La carrière de faussaire de Kuhl avait débuté une dizaine d’années auparavant, au Café Cento de Cologne. Avec d’autres membres de ce qu’il considérait à l’époque comme sa bande, il passait ses après-midis là-bas, à manger des pâtisseries, fumer et parler du bon vieux temps. Le bon vieux temps convoquait tout à la fois voitures rapides, drogue, jeux d’argent, musique, filles, argent facile et l’énergie considérable dont ils disposaient alors pour s’occuper de tout cela à la fois. Ils s’étaient attribués, à eux-mêmes ainsi qu’à leurs associés, des surnoms dignes de gangsters : il y avait « le Belge », « le Rieur », « le Voyageur », « M. Spécial » et « Manni » pour Manfred Agne, un ancien jockey dont le ventre était devenu si gros qu’il semblait avoir avalé un autre jockey.
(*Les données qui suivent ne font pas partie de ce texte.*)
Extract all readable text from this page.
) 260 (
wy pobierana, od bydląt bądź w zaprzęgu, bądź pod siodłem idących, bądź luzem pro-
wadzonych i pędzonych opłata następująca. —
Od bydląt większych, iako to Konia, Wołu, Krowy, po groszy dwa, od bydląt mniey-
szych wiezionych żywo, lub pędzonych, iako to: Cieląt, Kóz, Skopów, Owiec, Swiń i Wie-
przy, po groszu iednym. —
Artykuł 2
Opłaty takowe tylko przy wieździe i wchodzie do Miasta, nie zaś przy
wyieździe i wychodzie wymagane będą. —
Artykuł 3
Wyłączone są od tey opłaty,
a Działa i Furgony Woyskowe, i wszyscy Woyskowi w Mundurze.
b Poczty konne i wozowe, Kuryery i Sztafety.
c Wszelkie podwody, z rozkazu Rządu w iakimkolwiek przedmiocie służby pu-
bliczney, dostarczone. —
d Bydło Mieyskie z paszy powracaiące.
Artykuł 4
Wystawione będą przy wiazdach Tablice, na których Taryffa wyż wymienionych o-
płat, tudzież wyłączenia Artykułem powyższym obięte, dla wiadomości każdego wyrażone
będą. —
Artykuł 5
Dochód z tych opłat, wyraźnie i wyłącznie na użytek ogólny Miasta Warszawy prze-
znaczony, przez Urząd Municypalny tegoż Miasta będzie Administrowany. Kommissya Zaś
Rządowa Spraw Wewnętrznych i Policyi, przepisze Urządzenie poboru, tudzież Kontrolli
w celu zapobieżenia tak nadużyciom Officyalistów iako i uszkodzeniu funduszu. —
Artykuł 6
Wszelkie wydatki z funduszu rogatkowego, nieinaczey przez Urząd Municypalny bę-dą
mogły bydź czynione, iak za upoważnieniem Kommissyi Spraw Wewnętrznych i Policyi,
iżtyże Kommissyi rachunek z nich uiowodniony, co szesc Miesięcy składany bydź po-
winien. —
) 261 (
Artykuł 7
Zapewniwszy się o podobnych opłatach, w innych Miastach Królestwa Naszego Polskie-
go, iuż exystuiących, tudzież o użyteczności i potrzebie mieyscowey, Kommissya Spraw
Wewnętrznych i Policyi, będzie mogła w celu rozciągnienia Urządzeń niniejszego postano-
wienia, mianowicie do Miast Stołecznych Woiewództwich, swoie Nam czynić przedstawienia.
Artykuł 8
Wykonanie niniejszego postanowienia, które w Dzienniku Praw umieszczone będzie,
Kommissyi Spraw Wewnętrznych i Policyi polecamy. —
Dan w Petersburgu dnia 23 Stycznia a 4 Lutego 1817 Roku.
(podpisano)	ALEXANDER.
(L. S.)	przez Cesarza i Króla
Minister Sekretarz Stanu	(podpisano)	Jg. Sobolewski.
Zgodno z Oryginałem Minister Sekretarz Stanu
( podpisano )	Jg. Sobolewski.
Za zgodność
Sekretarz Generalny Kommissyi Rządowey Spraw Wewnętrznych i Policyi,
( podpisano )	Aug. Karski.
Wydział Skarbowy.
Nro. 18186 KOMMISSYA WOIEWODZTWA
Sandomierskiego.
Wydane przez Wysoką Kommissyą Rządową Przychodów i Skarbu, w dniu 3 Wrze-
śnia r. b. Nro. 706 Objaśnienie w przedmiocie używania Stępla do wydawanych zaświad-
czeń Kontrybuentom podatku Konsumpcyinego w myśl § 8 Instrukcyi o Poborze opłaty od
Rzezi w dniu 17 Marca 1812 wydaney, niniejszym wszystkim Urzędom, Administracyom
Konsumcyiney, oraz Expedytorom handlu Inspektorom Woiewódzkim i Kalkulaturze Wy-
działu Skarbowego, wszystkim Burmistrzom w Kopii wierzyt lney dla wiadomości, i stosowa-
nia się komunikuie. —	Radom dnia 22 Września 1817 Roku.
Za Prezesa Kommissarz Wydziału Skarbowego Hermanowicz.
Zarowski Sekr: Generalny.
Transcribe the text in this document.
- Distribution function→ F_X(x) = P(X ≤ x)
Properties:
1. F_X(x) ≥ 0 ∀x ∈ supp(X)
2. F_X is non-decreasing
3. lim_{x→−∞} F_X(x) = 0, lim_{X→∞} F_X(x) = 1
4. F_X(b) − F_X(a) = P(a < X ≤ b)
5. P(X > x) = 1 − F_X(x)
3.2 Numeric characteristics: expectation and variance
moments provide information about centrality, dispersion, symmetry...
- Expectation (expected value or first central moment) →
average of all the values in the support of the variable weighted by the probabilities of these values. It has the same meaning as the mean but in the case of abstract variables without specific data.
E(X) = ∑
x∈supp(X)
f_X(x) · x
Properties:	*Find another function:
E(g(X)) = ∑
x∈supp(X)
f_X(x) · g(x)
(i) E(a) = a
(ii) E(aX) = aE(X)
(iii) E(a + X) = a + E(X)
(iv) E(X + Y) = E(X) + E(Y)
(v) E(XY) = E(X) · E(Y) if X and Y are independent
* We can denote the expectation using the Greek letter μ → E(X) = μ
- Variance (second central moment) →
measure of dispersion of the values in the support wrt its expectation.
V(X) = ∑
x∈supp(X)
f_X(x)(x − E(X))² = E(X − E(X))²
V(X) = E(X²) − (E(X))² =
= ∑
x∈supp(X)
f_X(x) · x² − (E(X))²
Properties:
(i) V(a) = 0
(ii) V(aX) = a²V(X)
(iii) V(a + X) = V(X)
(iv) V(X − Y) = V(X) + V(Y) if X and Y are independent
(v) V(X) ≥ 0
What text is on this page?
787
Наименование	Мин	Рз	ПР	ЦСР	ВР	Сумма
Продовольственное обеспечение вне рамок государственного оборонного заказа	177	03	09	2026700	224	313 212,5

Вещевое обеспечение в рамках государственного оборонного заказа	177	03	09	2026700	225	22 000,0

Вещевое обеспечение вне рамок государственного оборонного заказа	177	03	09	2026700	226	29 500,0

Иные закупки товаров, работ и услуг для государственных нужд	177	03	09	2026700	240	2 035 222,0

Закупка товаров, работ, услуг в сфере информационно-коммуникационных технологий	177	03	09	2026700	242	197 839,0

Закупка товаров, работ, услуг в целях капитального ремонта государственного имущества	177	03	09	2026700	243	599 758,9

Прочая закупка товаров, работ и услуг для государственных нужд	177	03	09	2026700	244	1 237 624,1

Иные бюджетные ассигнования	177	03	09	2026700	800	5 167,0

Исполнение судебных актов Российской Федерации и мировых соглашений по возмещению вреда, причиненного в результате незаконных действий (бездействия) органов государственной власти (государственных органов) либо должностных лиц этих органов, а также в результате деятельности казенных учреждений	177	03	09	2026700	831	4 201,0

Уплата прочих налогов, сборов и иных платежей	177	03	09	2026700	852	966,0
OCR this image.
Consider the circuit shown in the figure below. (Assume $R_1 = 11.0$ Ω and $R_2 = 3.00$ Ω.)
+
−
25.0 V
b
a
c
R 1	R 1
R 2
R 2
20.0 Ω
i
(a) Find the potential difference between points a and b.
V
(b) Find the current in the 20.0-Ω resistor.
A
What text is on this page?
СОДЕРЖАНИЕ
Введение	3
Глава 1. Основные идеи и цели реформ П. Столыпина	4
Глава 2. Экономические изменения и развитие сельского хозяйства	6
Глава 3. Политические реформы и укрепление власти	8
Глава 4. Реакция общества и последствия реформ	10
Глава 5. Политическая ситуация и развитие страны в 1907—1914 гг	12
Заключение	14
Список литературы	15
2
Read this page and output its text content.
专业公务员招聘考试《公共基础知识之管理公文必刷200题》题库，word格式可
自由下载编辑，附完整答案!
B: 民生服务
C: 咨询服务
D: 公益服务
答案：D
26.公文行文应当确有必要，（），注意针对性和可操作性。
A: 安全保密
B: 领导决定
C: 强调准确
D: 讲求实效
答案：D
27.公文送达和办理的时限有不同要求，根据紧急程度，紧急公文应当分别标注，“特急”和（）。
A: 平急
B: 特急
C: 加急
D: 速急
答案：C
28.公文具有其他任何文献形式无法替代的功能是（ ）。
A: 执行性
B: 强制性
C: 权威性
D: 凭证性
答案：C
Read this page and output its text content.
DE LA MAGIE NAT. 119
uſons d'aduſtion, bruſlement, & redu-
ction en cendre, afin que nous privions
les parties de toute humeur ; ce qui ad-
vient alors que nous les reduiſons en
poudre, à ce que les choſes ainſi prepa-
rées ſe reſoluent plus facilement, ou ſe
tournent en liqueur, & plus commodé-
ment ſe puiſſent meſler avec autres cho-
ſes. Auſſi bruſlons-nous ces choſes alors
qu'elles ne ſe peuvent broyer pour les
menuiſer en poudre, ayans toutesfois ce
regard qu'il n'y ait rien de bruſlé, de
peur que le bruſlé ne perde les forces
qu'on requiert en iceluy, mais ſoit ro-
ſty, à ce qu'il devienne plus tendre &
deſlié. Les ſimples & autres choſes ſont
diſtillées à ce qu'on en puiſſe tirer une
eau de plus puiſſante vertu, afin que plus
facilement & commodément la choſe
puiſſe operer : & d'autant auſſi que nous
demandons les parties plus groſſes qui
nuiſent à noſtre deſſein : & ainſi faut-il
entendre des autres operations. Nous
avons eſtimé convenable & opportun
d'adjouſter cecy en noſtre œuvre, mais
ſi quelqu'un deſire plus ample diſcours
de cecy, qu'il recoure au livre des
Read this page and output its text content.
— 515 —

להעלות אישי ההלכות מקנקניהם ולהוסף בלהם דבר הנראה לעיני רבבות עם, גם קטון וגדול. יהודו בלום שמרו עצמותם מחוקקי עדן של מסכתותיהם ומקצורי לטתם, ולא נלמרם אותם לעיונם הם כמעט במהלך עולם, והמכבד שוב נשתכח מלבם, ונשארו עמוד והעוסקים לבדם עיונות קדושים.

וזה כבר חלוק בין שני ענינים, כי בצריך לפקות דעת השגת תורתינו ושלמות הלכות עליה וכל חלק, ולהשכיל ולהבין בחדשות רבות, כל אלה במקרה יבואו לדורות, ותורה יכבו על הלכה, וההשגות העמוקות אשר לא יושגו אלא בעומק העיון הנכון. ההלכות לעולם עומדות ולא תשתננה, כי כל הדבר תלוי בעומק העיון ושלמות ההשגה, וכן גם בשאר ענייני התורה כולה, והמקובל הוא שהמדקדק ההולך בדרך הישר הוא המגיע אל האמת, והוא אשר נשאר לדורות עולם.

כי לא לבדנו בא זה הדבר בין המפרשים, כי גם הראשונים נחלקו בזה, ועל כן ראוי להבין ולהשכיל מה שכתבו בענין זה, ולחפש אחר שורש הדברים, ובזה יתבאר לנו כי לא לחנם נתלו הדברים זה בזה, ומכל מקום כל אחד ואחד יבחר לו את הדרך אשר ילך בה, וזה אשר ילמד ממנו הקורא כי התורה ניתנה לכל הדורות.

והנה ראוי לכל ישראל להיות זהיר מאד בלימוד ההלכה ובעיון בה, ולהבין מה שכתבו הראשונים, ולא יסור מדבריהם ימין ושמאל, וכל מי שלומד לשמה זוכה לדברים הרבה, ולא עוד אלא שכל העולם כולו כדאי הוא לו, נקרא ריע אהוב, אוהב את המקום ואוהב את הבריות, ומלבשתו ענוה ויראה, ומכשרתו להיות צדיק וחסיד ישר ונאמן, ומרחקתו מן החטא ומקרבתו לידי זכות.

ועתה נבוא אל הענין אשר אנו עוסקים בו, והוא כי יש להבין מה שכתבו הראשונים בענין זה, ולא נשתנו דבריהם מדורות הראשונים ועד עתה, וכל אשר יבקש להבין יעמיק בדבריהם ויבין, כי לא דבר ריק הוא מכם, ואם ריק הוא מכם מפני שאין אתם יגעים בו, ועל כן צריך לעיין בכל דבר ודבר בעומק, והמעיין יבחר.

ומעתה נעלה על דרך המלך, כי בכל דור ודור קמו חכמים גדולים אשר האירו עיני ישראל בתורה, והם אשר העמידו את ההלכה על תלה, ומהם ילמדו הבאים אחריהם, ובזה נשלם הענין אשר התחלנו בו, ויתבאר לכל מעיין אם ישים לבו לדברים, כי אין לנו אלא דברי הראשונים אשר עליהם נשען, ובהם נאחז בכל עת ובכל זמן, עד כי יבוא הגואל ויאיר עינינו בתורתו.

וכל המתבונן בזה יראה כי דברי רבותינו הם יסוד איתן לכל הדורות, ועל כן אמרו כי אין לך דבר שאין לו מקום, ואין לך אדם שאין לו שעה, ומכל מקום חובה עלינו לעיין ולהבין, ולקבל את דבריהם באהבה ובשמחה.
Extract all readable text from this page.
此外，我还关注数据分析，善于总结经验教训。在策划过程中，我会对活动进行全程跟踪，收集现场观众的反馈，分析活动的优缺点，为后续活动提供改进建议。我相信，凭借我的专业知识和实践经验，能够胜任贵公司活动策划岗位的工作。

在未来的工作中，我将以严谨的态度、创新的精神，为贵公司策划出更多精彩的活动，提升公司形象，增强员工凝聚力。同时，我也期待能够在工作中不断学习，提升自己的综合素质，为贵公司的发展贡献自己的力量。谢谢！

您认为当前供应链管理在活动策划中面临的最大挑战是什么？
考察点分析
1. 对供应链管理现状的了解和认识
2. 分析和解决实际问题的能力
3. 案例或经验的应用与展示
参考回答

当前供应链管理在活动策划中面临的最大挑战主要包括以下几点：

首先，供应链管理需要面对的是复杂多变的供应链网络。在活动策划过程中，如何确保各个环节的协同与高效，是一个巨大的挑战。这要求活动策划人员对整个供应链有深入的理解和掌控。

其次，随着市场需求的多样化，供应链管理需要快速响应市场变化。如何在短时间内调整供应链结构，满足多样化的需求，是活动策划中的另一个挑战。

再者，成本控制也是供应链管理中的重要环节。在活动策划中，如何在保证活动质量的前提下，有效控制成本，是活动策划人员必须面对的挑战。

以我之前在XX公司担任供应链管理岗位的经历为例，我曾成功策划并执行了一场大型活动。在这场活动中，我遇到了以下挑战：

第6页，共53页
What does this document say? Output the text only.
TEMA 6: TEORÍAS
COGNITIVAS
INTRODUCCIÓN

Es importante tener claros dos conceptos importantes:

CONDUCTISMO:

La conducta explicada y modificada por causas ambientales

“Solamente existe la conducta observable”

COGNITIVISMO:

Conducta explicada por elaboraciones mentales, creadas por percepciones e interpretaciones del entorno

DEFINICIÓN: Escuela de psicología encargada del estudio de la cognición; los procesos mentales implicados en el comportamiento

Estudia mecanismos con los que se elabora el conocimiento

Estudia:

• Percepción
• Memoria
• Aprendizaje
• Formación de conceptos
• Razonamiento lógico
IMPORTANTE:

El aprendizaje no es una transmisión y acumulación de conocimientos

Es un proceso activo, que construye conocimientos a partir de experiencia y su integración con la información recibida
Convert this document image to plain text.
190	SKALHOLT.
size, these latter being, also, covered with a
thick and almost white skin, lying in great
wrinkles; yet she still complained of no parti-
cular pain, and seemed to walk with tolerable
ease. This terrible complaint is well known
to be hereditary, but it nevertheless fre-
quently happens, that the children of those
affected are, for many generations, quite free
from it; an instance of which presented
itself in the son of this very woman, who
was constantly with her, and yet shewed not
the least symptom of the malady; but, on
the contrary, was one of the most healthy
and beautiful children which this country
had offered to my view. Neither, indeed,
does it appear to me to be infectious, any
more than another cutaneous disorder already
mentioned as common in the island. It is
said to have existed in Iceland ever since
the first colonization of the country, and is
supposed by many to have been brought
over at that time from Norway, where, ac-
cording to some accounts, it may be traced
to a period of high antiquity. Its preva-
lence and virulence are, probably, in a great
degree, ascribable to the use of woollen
Kuhl, connu sous le nom de « la Colombe », occupait un poste étrange dans ce milieu d’escrocs à temps partiel et de petits comploteurs. Il leur ressemblait dans le sens où les gens respectueux des lois avaient tendance à l’ennuyer, et l’idée d’avoir une vie stable et de fonder une famille ne présentait aucun intérêt à ses yeux. Mais c’était un artiste et un bricoleur, pas un passeur ou un voyou. Il avait commencé à peindre quand il avait 10 ans, et l’une de ses occupations favorites était de se rendre au musée Ludwig de Cologne pour admirer ses magnifiques collections d’œuvres créées par des maîtres du pop art tels que Roy Lichtenstein, Jasper Johns, Robert Rauschenberg et Andy Warhol.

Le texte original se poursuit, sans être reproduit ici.